# Gestionnaire de fenetre : Que vallent Merlin, Fluxbox, ...?

## groutchopok

Voilà comme je dois installer la gentoo j'aimerais avoir vos avis sur les gestionnaires de fenetre alternatifs à Gnome ou encore KDE (que je veux pu du tout utiliser)

J'en ai vu 2 qui m'intéresse : Merlin et FluxBox.

Est ce qu'ils sont bien? stables? suivis? tout ça quoi...

et aussi : j'ai vu que Sawfish pouvait fonctionner en dehors de Gnome. ca marceh bien comme wm???  

c une sorte de sondage que je fais j'aimerais avoir vos différents avis là dessus.

Mais je parle bien de wm alternatif aux 2 plus connu (Gnome et KDE)

voili voilou!    :Wink: 

----------

## groutchopok

j'ai véxé personne là en disant que je voulais pu de KDE?    :Confused: 

personne répond...ouinnnnnn elle plait pas ma question!!!!     :Crying or Very sad: 

Bon ptet aussi que personne n'utilsie de wm alternatif...

----------

## DuF

Sur mon système je n'ai d'installé que WindowMaker, Fluxbox et Waimea (WindowMaker parce que je l'ai toujours eu, je ne me voyais pas ne pas l'avoir  :Smile:  ), fluxbox parce que c'est mon préféré et Waimea parce qu'il est sympa et que j'aime bien aussi, mais préfère fluxbox  :Smile: 

----------

## meitnerium

Moi j'utilise gnome, car j'ai le bolide pour le rouler correctement.
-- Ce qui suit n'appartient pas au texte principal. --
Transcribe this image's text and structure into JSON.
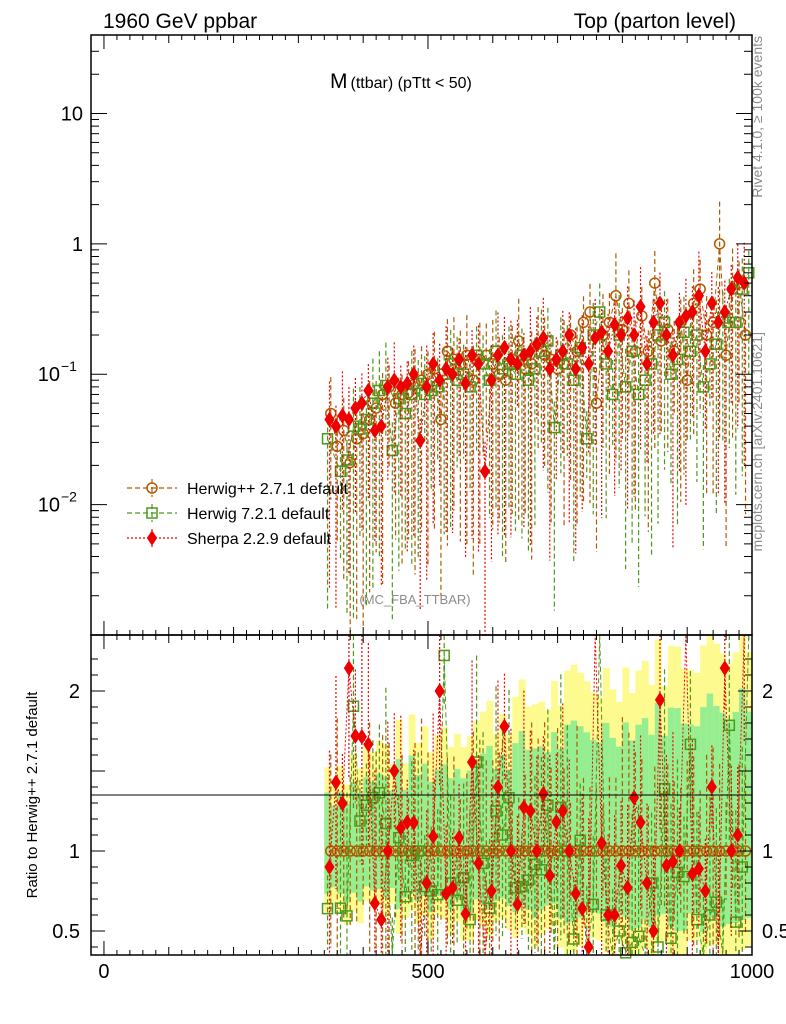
{
  "header": {
    "left": "1960 GeV ppbar",
    "right": "Top (parton level)"
  },
  "side": {
    "rivet": "Rivet 4.1.0, ≥ 100k events",
    "mcplots": "mcplots.cern.ch [arXiv:2401.10621]"
  },
  "chart_data": {
    "type": "line",
    "title_main": "M",
    "title_sub": "(ttbar) (pTtt < 50)",
    "analysis_label": "(MC_FBA_TTBAR)",
    "xlabel": "",
    "ylabel_ratio": "Ratio to Herwig++ 2.7.1 default",
    "xlim": [
      -20,
      1000
    ],
    "ylim_main": [
      0.001,
      40
    ],
    "ylim_ratio": [
      0.35,
      2.35
    ],
    "yscale_main": "log",
    "x_ticks": [
      {
        "value": 0,
        "label": "0"
      },
      {
        "value": 500,
        "label": "500"
      },
      {
        "value": 1000,
        "label": "1000"
      }
    ],
    "main_y_ticks": [
      {
        "value": 10,
        "label": "10"
      },
      {
        "value": 1,
        "label": "1"
      },
      {
        "value": 0.1,
        "label": "10",
        "exp": "−1"
      },
      {
        "value": 0.01,
        "label": "10",
        "exp": "−2"
      }
    ],
    "ratio_y_ticks": [
      {
        "value": 2,
        "label": "2"
      },
      {
        "value": 1,
        "label": "1"
      },
      {
        "value": 0.5,
        "label": "0.5"
      }
    ],
    "legend_position": "middle-left",
    "series": [
      {
        "name": "Herwig++ 2.7.1 default",
        "color": "#b35a00",
        "marker": "circle",
        "line": "dashed",
        "x": [
          350,
          360,
          370,
          380,
          390,
          400,
          410,
          420,
          430,
          440,
          450,
          460,
          470,
          480,
          490,
          500,
          510,
          520,
          530,
          540,
          550,
          560,
          570,
          580,
          590,
          600,
          610,
          620,
          630,
          640,
          650,
          660,
          670,
          680,
          690,
          700,
          710,
          720,
          730,
          740,
          750,
          760,
          770,
          780,
          790,
          800,
          810,
          820,
          830,
          840,
          850,
          860,
          870,
          880,
          890,
          900,
          910,
          920,
          930,
          940,
          950,
          960,
          970,
          980,
          990
        ],
        "y": [
          0.05,
          0.028,
          0.037,
          0.021,
          0.032,
          0.035,
          0.045,
          0.055,
          0.07,
          0.08,
          0.06,
          0.07,
          0.072,
          0.085,
          0.09,
          0.1,
          0.11,
          0.045,
          0.15,
          0.13,
          0.12,
          0.14,
          0.09,
          0.13,
          0.14,
          0.12,
          0.1,
          0.09,
          0.13,
          0.18,
          0.11,
          0.12,
          0.17,
          0.14,
          0.13,
          0.11,
          0.12,
          0.2,
          0.15,
          0.25,
          0.3,
          0.06,
          0.2,
          0.25,
          0.4,
          0.22,
          0.35,
          0.15,
          0.28,
          0.15,
          0.5,
          0.18,
          0.22,
          0.15,
          0.25,
          0.09,
          0.35,
          0.45,
          0.2,
          0.25,
          1.0,
          0.14,
          0.45,
          0.5,
          0.2
        ]
      },
      {
        "name": "Herwig 7.2.1 default",
        "color": "#4a9a1a",
        "marker": "square",
        "line": "dashed",
        "x": [
          345,
          365,
          375,
          385,
          395,
          405,
          415,
          425,
          435,
          445,
          455,
          465,
          475,
          485,
          495,
          505,
          515,
          525,
          535,
          545,
          555,
          565,
          575,
          585,
          595,
          605,
          615,
          625,
          635,
          645,
          655,
          665,
          675,
          685,
          695,
          705,
          715,
          725,
          735,
          745,
          755,
          765,
          775,
          785,
          795,
          805,
          815,
          825,
          835,
          845,
          855,
          865,
          875,
          885,
          895,
          905,
          915,
          925,
          935,
          945,
          955,
          965,
          975,
          985,
          995
        ],
        "y": [
          0.032,
          0.018,
          0.022,
          0.04,
          0.038,
          0.045,
          0.06,
          0.075,
          0.082,
          0.026,
          0.065,
          0.05,
          0.07,
          0.085,
          0.07,
          0.075,
          0.08,
          0.1,
          0.12,
          0.09,
          0.1,
          0.08,
          0.14,
          0.12,
          0.09,
          0.15,
          0.11,
          0.12,
          0.1,
          0.14,
          0.09,
          0.11,
          0.15,
          0.18,
          0.039,
          0.14,
          0.12,
          0.09,
          0.16,
          0.032,
          0.2,
          0.3,
          0.12,
          0.07,
          0.2,
          0.08,
          0.15,
          0.07,
          0.09,
          0.12,
          0.2,
          0.25,
          0.1,
          0.13,
          0.21,
          0.15,
          0.2,
          0.08,
          0.12,
          0.17,
          0.27,
          0.25,
          0.25,
          0.45,
          0.6
        ]
      },
      {
        "name": "Sherpa 2.2.9 default",
        "color": "#ee0000",
        "marker": "diamond",
        "line": "dotted",
        "x": [
          348,
          358,
          368,
          378,
          388,
          398,
          408,
          418,
          428,
          438,
          448,
          458,
          468,
          478,
          488,
          498,
          508,
          518,
          528,
          538,
          548,
          558,
          568,
          578,
          588,
          598,
          608,
          618,
          628,
          638,
          648,
          658,
          668,
          678,
          688,
          698,
          708,
          718,
          728,
          738,
          748,
          758,
          768,
          778,
          788,
          798,
          808,
          818,
          828,
          838,
          848,
          858,
          868,
          878,
          888,
          898,
          908,
          918,
          928,
          938,
          948,
          958,
          968,
          978,
          988
        ],
        "y": [
          0.045,
          0.04,
          0.048,
          0.045,
          0.055,
          0.06,
          0.075,
          0.037,
          0.04,
          0.08,
          0.09,
          0.08,
          0.085,
          0.1,
          0.031,
          0.08,
          0.12,
          0.09,
          0.11,
          0.1,
          0.13,
          0.085,
          0.14,
          0.12,
          0.018,
          0.09,
          0.14,
          0.16,
          0.13,
          0.12,
          0.14,
          0.15,
          0.17,
          0.19,
          0.11,
          0.13,
          0.15,
          0.2,
          0.11,
          0.16,
          0.12,
          0.19,
          0.21,
          0.15,
          0.24,
          0.2,
          0.27,
          0.2,
          0.33,
          0.12,
          0.25,
          0.35,
          0.2,
          0.14,
          0.25,
          0.28,
          0.3,
          0.4,
          0.15,
          0.35,
          0.25,
          0.3,
          0.45,
          0.55,
          0.5
        ]
      }
    ]
  }
}
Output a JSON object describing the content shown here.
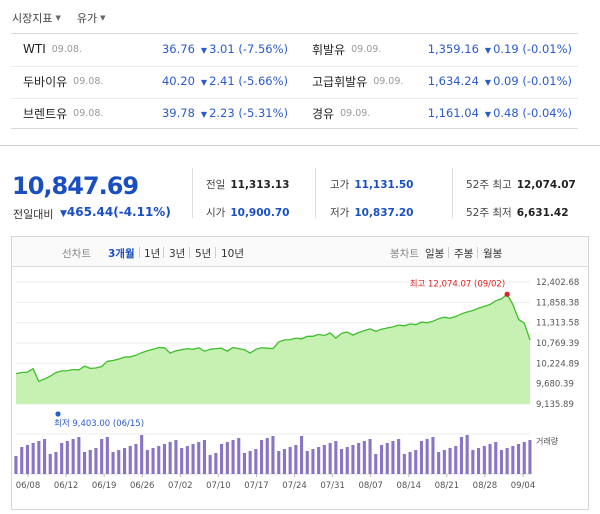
{
  "tabs": [
    {
      "label": "시장지표"
    },
    {
      "label": "유가"
    }
  ],
  "oil": {
    "left": [
      {
        "name": "WTI",
        "date": "09.08.",
        "price": "36.76",
        "change": "3.01",
        "pct": "(-7.56%)"
      },
      {
        "name": "두바이유",
        "date": "09.08.",
        "price": "40.20",
        "change": "2.41",
        "pct": "(-5.66%)"
      },
      {
        "name": "브렌트유",
        "date": "09.08.",
        "price": "39.78",
        "change": "2.23",
        "pct": "(-5.31%)"
      }
    ],
    "right": [
      {
        "name": "휘발유",
        "date": "09.09.",
        "price": "1,359.16",
        "change": "0.19",
        "pct": "(-0.01%)"
      },
      {
        "name": "고급휘발유",
        "date": "09.09.",
        "price": "1,634.24",
        "change": "0.09",
        "pct": "(-0.01%)"
      },
      {
        "name": "경유",
        "date": "09.09.",
        "price": "1,161.04",
        "change": "0.48",
        "pct": "(-0.04%)"
      }
    ],
    "down_symbol": "▼"
  },
  "summary": {
    "price": "10,847.69",
    "change_label": "전일대비",
    "change_value": "465.44",
    "change_pct": "(-4.11%)",
    "prev_label": "전일",
    "prev_value": "11,313.13",
    "open_label": "시가",
    "open_value": "10,900.70",
    "high_label": "고가",
    "high_value": "11,131.50",
    "low_label": "저가",
    "low_value": "10,837.20",
    "w52_high_label": "52주 최고",
    "w52_high_value": "12,074.07",
    "w52_low_label": "52주 최저",
    "w52_low_value": "6,631.42"
  },
  "period_bar": {
    "line_label": "선차트",
    "line_options": [
      "3개월",
      "1년",
      "3년",
      "5년",
      "10년"
    ],
    "line_active": 0,
    "candle_label": "봉차트",
    "candle_options": [
      "일봉",
      "주봉",
      "월봉"
    ]
  },
  "chart_data": {
    "type": "area",
    "yticks": [
      "12,402.68",
      "11,858.38",
      "11,313.58",
      "10,769.39",
      "10,224.89",
      "9,680.39",
      "9,135.89"
    ],
    "ylim": [
      9135.89,
      12402.68
    ],
    "xticks": [
      "06/08",
      "06/12",
      "06/19",
      "06/26",
      "07/02",
      "07/10",
      "07/17",
      "07/24",
      "07/31",
      "08/07",
      "08/14",
      "08/21",
      "08/28",
      "09/04"
    ],
    "values": [
      9950,
      9980,
      9990,
      10080,
      9740,
      9810,
      9880,
      9980,
      10020,
      10030,
      10060,
      10050,
      10150,
      10090,
      10100,
      10140,
      10280,
      10300,
      10340,
      10390,
      10400,
      10440,
      10510,
      10560,
      10600,
      10650,
      10640,
      10500,
      10560,
      10590,
      10620,
      10600,
      10640,
      10550,
      10600,
      10620,
      10630,
      10550,
      10650,
      10620,
      10590,
      10500,
      10600,
      10640,
      10630,
      10620,
      10800,
      10850,
      10860,
      10900,
      10880,
      10950,
      10950,
      11000,
      10970,
      11040,
      10900,
      11030,
      11060,
      10980,
      11050,
      11100,
      11150,
      11080,
      11140,
      11170,
      11200,
      11250,
      11230,
      11280,
      11260,
      11330,
      11310,
      11350,
      11420,
      11460,
      11430,
      11480,
      11550,
      11600,
      11640,
      11700,
      11750,
      11800,
      11900,
      11950,
      12074.07,
      11800,
      11400,
      11300,
      10847.69
    ],
    "volume_label": "거래량",
    "high_annotation": "최고 12,074.07 (09/02)",
    "low_annotation": "최저 9,403.00 (06/15)",
    "colors": {
      "line": "#3fbf2c",
      "fill": "#c6f1b2",
      "volume": "#8a74c6",
      "high_dot": "#e02020",
      "low_dot": "#2a5bc9"
    }
  }
}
Par contre, si j'ai de besoins d'un wm sur une veille machine, alors j'utilise afterstep (si tu aime avoir quelques fichiers de configurations et tout configurer à la main, c pur toi) Je crois que le fichier source d afterstep fais 1 ou 2 meg, et les dépendance sont tres minimes... En espérant que cela te soit utile...

François Dion

----------

## px

Choisi bien tes mots sinon les puristes vont t'engueuler  :Wink:  kde et gnome sont des desktop manager (avec entre autre un window manager intégré), les autres mentionnés sont des wm.

J'aime bien fluxbox bien que je ne maitrise pas encore totalement le coup des onglets, j'ai pas eut trop le temps de tester, je suis principalement sous kde.

Est-ce que quelqu'un aurait deja essayer le xpde? 

Au fait je crois que tu peux faire un sondage sur ce forum...

----------

## groutchopok

afterstep...hum c vieux ça?    :Wink: 

je l'utilisais sur mon DX 33...c vrai que c sympa. bon j'ai un "assez gros" système on va dire donc ça me dérange pas de faire tourner un wm gourmand.

Quoique Gnome soit vraiment trés gourmand...(enfin je trouve que Nautilus prend pas mal de resource). mais j'ai pas essayer à partir de la 2. est ce que ça été optimisé? (j'en doute mais bon...)

je connaissais pas merlin ni fluxbox avant de les avoir vu  en screenshot sur ce site même. je dois dire que à lire que du bien dessus je vais me jeter dessus.   :Surprised: 

je vais continuer à utiliser enlightenment. 

Pour gnome 2 j'hésite un peu. 

enfin je verrais.

continuez à raconte rce que vous utilisez, et pourquoi ça m'intérésse et d'autres aussi je pense.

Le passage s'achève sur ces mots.